Les Almohades
Le mécontentement généré par la domination almoravide se concrétisa par l’opposition des tribus berbères Masmoudas du Haut-Atlas, ennemies traditionnelles des Sanhadja. Le mouvement fut conduit par Ibn Tûmart: après avoir longtemps séjourné en Espagne et en Orient où il s’intéressa au soufisme – mouvement spirituel dévoyant la sécularisation et prônant l’ascétisme - il décida de rentrer au Maroc où il fut largement soutenu par les populations grâce à ses prédications, s’opposant de fait aux autorités almoravides dont il dénonçait l’impiété et contestait la légitimité. Le mouvement fondé par Ibn Tûmart, dit Al-Muwahhidun en arabe et « almohade » tel que simplifié par les Européens, signifie « ceux qui professent l’unité de Dieu ». En effet, Ibn Tûmart et ses disciples prônaient un retour aux sources religieuses de l’islam et fustigeaient un juridisme excessif. En 1121, Ibn Tûmart se proclama mahdi (le Messie, l’imam caché dont la venue est attendue par les chiites) et se réfugia à Tinmel, localité située à 75 kilomètres au sud-ouest de Marrakech, où il créa un système de gouvernement pyramidal à la base duquel siégeait l’assemblée des croyants. Le pouvoir exécutif, l’armée et le culte étaient placés sous la responsabilité du Conseil des Dix qui formait, avec les représentants de 40 tribus, l’Assemblée des Cinquante.

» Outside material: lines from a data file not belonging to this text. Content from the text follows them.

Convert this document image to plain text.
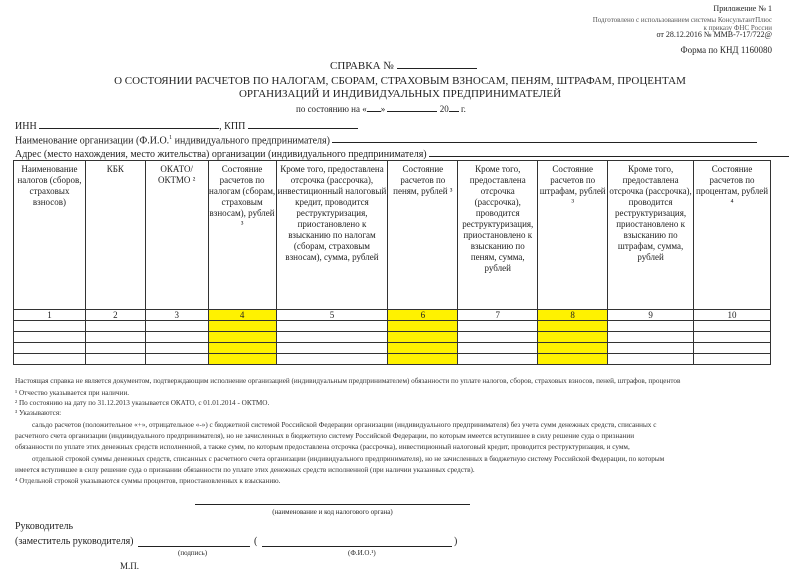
Приложение № 1
Подготовлено с использованием системы КонсультантПлюс
к приказу ФНС России
от 28.12.2016 № ММВ-7-17/722@
Форма по КНД 1160080
СПРАВКА №
О СОСТОЯНИИ РАСЧЕТОВ ПО НАЛОГАМ, СБОРАМ, СТРАХОВЫМ ВЗНОСАМ, ПЕНЯМ, ШТРАФАМ, ПРОЦЕНТАМ
ОРГАНИЗАЦИЙ И ИНДИВИДУАЛЬНЫХ ПРЕДПРИНИМАТЕЛЕЙ
по состоянию на « »	20 г.
ИНН	, КПП
Наименование организации (Ф.И.О.$^1$ индивидуального предпринимателя)
Адрес (место нахождения, место жительства) организации (индивидуального предпринимателя)
Наименование налогов (сборов, страховых взносов)	КБК	ОКАТО/ ОКТМО ²	Состояние расчетов по налогам (сборам, страховым взносам), рублей ³	Кроме того, предоставлена отсрочка (рассрочка), инвестиционный налоговый кредит, проводится реструктуризация, приостановлено к взысканию по налогам (сборам, страховым взносам), сумма, рублей	Состояние расчетов по пеням, рублей ³	Кроме того, предоставлена отсрочка (рассрочка), проводится реструктуризация, приостановлено к взысканию по пеням, сумма, рублей	Состояние расчетов по штрафам, рублей ³	Кроме того, предоставлена отсрочка (рассрочка), проводится реструктуризация, приостановлено к взысканию по штрафам, сумма, рублей	Состояние расчетов по процентам, рублей ⁴
1	2	3	4	5	6	7	8	9	10

Настоящая справка не является документом, подтверждающим исполнение организацией (индивидуальным предпринимателем) обязанности по уплате налогов, сборов, страховых взносов, пеней, штрафов, процентов
¹ Отчество указывается при наличии.
² По состоянию на дату по 31.12.2013 указывается ОКАТО, с 01.01.2014 - ОКТМО.
³ Указываются:
сальдо расчетов (положительное «+», отрицательное «-») с бюджетной системой Российской Федерации организации (индивидуального предпринимателя) без учета сумм денежных средств, списанных с
расчетного счета организации (индивидуального предпринимателя), но не зачисленных в бюджетную систему Российской Федерации, по которым имеется вступившее в силу решение суда о признании
обязанности по уплате этих денежных средств исполненной, а также сумм, по которым предоставлена отсрочка (рассрочка), инвестиционный налоговый кредит, проводится реструктуризация, и сумм,
отдельной строкой суммы денежных средств, списанных с расчетного счета организации (индивидуального предпринимателя), но не зачисленных в бюджетную систему Российской Федерации, по которым
имеется вступившее в силу решение суда о признании обязанности по уплате этих денежных средств исполненной (при наличии указанных средств).
⁴ Отдельной строкой указываются суммы процентов, приостановленных к взысканию.
(наименование и код налогового органа)
Руководитель
(заместитель руководителя)	(	)
(подпись)	(Ф.И.О.¹)
М.П.
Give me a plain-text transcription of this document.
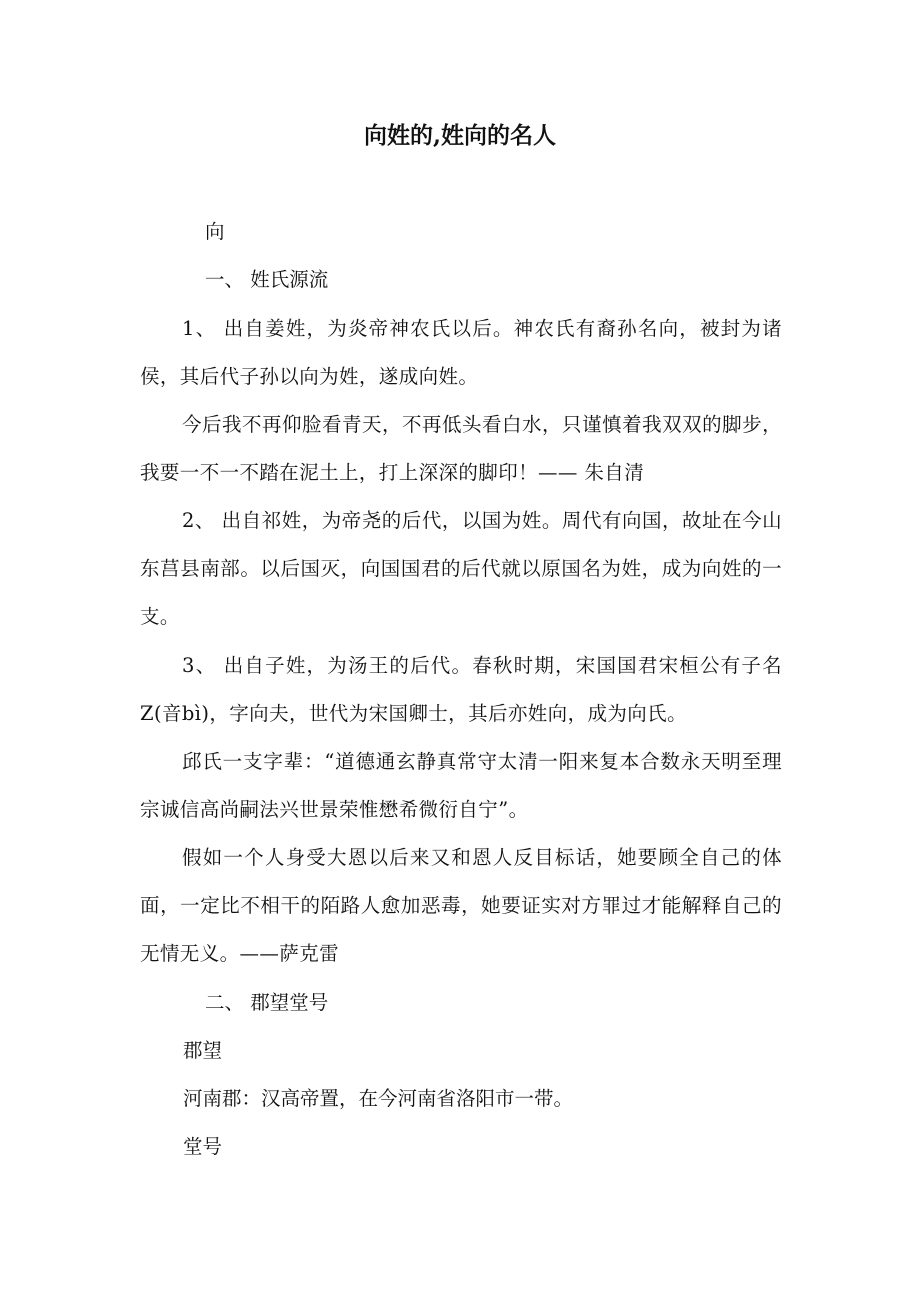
向姓的,姓向的名人

向

一、 姓氏源流

1、 出自姜姓，为炎帝神农氏以后。神农氏有裔孙名向，被封为诸侯，其后代子孙以向为姓，遂成向姓。

今后我不再仰脸看青天，不再低头看白水，只谨慎着我双双的脚步，我要一不一不踏在泥土上，打上深深的脚印！—— 朱自清

2、 出自祁姓，为帝尧的后代，以国为姓。周代有向国，故址在今山东莒县南部。以后国灭，向国国君的后代就以原国名为姓，成为向姓的一支。

3、 出自子姓，为汤王的后代。春秋时期，宋国国君宋桓公有子名Z(音bì)，字向夫，世代为宋国卿士，其后亦姓向，成为向氏。

邱氏一支字辈：“道德通玄静真常守太清一阳来复本合数永天明至理宗诚信高尚嗣法兴世景荣惟懋希微衍自宁”。

假如一个人身受大恩以后来又和恩人反目标话，她要顾全自己的体面，一定比不相干的陌路人愈加恶毒，她要证实对方罪过才能解释自己的无情无义。——萨克雷

二、 郡望堂号

郡望

河南郡：汉高帝置，在今河南省洛阳市一带。

堂号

Ibn Tûmart mourut en 1130. Abd al-Mumin, son successeur désigné, conquit l’Atlas et prit la ville de Marrakech sans que les Almoravides ne parvinssent à s’y opposer. Les Almohades réussirent ensuite, en battant l’armée chrétienne, à restaurer leur domination dans la péninsule ibérique et à refonder l’administration d’Al-Andalus. Rejetant la souveraineté des Abbassides de Baghdad, Abd al-Mumin se proclama calife du vaste empire berbéro-islamique qui comprenait vers 1160 tout le sud de la péninsule ibérique et le Maghreb, s’étalant de la Lybie à la côte atlantique du Maroc. Les deux rives du détroit de Gibraltar étaient donc de nouveau unies, d’où l’importance accrue des ports de Tanger, Kasr el-Majaz (la Citadelle du Passage), Ksar Seghir et Ceuta. C’est en effet dans ces ports que le cèdre du Rif et l’or du Soudan transitaient vers l’Espagne et que débarquaient les précieux tissus et objets de toute sorte provenant des manufactures andalouses. On peut aussi évoquer la grande mobilité des personnes, en particulier des intellectuels: par exemple, Averroès de Cordoue s’établit à la cour de Marrakech pour y exercer les fonctions de juriste et médecin. C’est durant cette période qu’il écrivit ses commentaires sur Aristote.
Afin de gouverner un si grand territoire, les Almohades développèrent un système centralisé et s’entourèrent d’experts provenant d’Espagne qui connaissaient aussi bien la tradition almoravide que celle des Omeyades. Ce système permit la réalisation de projets ambitieux jusqu’alors impensables, notamment la mesure de la superficie de tout le territoire de l’Afrique septentrionale à des fins fiscales et pour éviter que les tribus nomades et semi-nomades n’empiètent sur les espaces réservés aux populations sédentaires. Cette organisation puissante et efficace favorisa l’essor des relations commerciales jusqu’aux villes de Pise, Gènes et Marseille. Les retombées économiques furent investies dans le développement des villes et la construction de splendides monuments comme la Giralda de Séville, la Koutoubia de Marrakech ou la mosquée de Tlemcen. Rabat fut agrandie à la fin du XIIème siècle: Rabat était alors décrite comme une ville extraordinaire symbolisée par la Tour Hassan, alors minaret d’une des plus grandes mosquées de l’islam. Les arts et les sciences fleurirent lors de cette période durant laquelle de nombreux traités de médecine, de philosophie, d’agronomie ou de botanique furent rédigés. La littérature de voyage connut un fort développement au Maghreb grâce aux écrits de l’auteur Ibn Battûta.
Malgré l’existence d’une administration puissante, le sentiment d’appartenance à une entité politique unitaire ne parvint pas à se diffuser auprès des tribus berbères. Ce constat, ainsi que le conflit avec les derniers Almoravides qui occupaient les Baléares, les problèmes de succession, les incursions des Bédouins au Maghreb oriental et central, la reprise des offensives catholiques sonnèrent peu à peu le glas de l’empire almohade.